The Company leases its facilities and certain equipment under various operating leases with third parties. The majority of these leases contain escalation clauses that increase base rent payments based upon either the Consumer Price Index or an agreed upon schedule.

In addition, the Company utilizes capital leases agreements with third parties to obtain certain assets such as vehicles. Interest rates on capital leases are both fixed and variable and range from 3% to 7%.
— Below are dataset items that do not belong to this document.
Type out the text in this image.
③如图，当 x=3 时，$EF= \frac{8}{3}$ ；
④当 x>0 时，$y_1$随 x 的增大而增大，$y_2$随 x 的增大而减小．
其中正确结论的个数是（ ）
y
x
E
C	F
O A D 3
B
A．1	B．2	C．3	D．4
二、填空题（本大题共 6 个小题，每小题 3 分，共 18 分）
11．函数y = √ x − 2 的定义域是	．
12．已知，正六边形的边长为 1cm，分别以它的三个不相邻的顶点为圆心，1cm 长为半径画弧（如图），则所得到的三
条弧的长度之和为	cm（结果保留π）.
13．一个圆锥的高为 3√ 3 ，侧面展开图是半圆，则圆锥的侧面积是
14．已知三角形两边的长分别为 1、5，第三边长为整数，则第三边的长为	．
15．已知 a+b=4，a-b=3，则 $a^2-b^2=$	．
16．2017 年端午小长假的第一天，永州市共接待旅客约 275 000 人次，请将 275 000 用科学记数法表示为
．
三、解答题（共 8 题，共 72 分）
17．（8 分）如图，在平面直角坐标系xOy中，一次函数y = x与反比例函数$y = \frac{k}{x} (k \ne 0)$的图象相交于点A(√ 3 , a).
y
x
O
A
As of March 31, 2015, future minimum lease payments under operating and capital leases are as follows (in thousands):
 
 Operating Leases
 
 Capital Leases
 
 Total
2015 (nine months)
$
6,690

 
$
282

 
$
6,972

2016
7,650

 
116

 
7,766

2017
6,583

 
60

 
6,643

2018
4,535

 
11

 
4,546

2019
2,731

 

 
2,731

2020 and thereafter
2,357

 

 
2,357

 Total
$
30,546

 
$
469

 
$
31,015


Rent expense for leased facilities and equipment was approximately $1.8 million and $2.0 million for the three months ended March 31, 2015 and 2014, respectively.

Purchase Commitments

As of March 31, 2015, the Company had commitments to purchase prescription drugs from drug manufacturers of approximately $35.0 million during the remainder of 2015. These purchase commitments are made at levels expected to be used in the normal course of business.